2
votes

How can I split a lazy bytestring with another bytestring (e.g. "\r\n")? I'm looking for a function like the following:

BSL.ByteString -> BSL.ByteString -> [BSL.ByteString]

I know about breakSubstring but that function is only available for strict bytestrings. I also saw this question, but the solution is using a strict bytestring.

1
Is converting to and from a strict bytestring, or copying the definition of breakSubstring (it uses take and isPrefixOf which are available for Lazy bytestrings) a suitable solution?user2407038
@user2407038 Converting to and from strict is not an option. I'm currently using a strict bytestring and trying to switch to a lazy bytestring because of memory usage. The breakSubString function uses a number of unsafeX functions that are not available for lazy bytestrings. Maybe I can use the normal functions.Martijn Rijkeboer

1 Answers

2
votes

Answering my own question: I have created a pull request that adds breakSubstring to Data.ByteString.Lazy (adapted from the strict version).

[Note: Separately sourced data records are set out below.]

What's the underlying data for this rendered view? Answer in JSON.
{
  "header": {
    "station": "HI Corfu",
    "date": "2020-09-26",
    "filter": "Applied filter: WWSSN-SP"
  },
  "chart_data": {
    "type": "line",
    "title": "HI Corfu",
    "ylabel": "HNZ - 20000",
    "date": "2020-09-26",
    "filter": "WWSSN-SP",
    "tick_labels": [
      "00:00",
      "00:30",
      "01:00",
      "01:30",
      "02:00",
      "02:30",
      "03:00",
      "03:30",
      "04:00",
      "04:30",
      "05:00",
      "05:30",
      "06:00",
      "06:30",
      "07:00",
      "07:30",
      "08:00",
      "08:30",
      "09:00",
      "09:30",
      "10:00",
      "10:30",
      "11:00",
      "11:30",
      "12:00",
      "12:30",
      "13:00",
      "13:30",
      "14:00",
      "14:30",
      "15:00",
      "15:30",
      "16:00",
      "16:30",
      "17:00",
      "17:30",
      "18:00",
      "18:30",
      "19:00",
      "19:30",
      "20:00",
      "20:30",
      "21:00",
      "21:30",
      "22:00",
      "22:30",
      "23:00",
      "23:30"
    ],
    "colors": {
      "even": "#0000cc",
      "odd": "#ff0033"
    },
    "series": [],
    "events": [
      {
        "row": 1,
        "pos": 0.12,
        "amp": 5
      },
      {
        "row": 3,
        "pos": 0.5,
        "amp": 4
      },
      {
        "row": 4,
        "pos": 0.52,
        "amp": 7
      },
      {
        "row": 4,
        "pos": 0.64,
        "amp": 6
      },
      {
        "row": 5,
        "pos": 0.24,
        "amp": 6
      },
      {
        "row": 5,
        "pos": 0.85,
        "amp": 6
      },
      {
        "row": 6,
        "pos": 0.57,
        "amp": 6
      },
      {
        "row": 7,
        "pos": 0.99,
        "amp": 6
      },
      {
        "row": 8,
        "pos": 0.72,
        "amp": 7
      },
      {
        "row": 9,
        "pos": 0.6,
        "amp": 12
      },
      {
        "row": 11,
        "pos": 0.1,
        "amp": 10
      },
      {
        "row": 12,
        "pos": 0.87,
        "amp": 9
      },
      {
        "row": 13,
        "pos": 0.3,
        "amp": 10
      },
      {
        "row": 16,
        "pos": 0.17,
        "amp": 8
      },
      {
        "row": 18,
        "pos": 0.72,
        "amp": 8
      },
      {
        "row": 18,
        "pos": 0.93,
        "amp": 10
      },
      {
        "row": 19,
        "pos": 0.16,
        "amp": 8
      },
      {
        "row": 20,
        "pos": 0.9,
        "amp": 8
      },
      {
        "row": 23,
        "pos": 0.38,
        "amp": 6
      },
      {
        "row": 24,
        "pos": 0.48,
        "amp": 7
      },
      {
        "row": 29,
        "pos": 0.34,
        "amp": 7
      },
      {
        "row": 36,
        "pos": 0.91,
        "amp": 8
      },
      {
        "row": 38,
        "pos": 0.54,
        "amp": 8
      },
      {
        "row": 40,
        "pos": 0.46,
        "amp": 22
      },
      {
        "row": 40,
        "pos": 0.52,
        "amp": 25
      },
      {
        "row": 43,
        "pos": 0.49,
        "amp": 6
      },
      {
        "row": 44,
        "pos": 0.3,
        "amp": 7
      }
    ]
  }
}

Until the pull request is merged, the following code can be used:

{-# LANGUAGE BangPatterns #-}

module Lib (breakSubstring) where

import Data.Bits (finiteBitSize, shiftL, (.|.), (.&.))
import Data.Word (Word32)
import Prelude

import qualified Data.ByteString.Lazy as BSL


breakSubstring
  :: BSL.ByteString
  -> BSL.ByteString
  -> (BSL.ByteString, BSL.ByteString)
breakSubstring pat =
  case lp of
    0 -> \src -> (BSL.empty, src)
    1 -> BSL.break (== BSL.head pat)
    _ -> if lp * 8 <= fromIntegral (finiteBitSize (0 :: Word))
             then shift
             else karpRabin
  where
    lp = BSL.length pat
    karpRabin :: BSL.ByteString -> (BSL.ByteString, BSL.ByteString)
    karpRabin src
        | BSL.length src < lp = (src, BSL.empty)
        | otherwise = search (rollingHash $ BSL.take lp src) lp
      where
        k           = 2891336453 :: Word32
        rollingHash = BSL.foldl' (\h b -> h * k + fromIntegral b) 0
        hp          = rollingHash pat
        m           = k ^ lp
        get = fromIntegral . BSL.index src
        search !hs !i
            | hp == hs && pat == BSL.take lp b = u
            | BSL.length src <= i              = (src, BSL.empty)
            | otherwise                        = search hs' (i + 1)
          where
            u@(_, b) = BSL.splitAt (i - lp) src
            hs' = hs * k +
                  get i -
                  m * get (i - lp)
    {-# INLINE karpRabin #-}

    shift :: BSL.ByteString -> (BSL.ByteString, BSL.ByteString)
    shift !src
        | BSL.length src < lp = (src, BSL.empty)
        | otherwise           = search (intoWord $ BSL.take lp src) lp
      where
        intoWord :: BSL.ByteString -> Word
        intoWord = BSL.foldl' (\w b -> (w `shiftL` 8) .|. fromIntegral b) 0
        wp   = intoWord pat
        mask = (1 `shiftL` fromIntegral (8 * lp)) - 1
        search !w !i
            | w == wp             = BSL.splitAt (i - lp) src
            | BSL.length src <= i = (src, BSL.empty)
            | otherwise           = search w' (i + 1)
          where
            b  = fromIntegral (BSL.index src i)
            w' = mask .&. ((w `shiftL` 8) .|. b)
    {-# INLINE shift #-}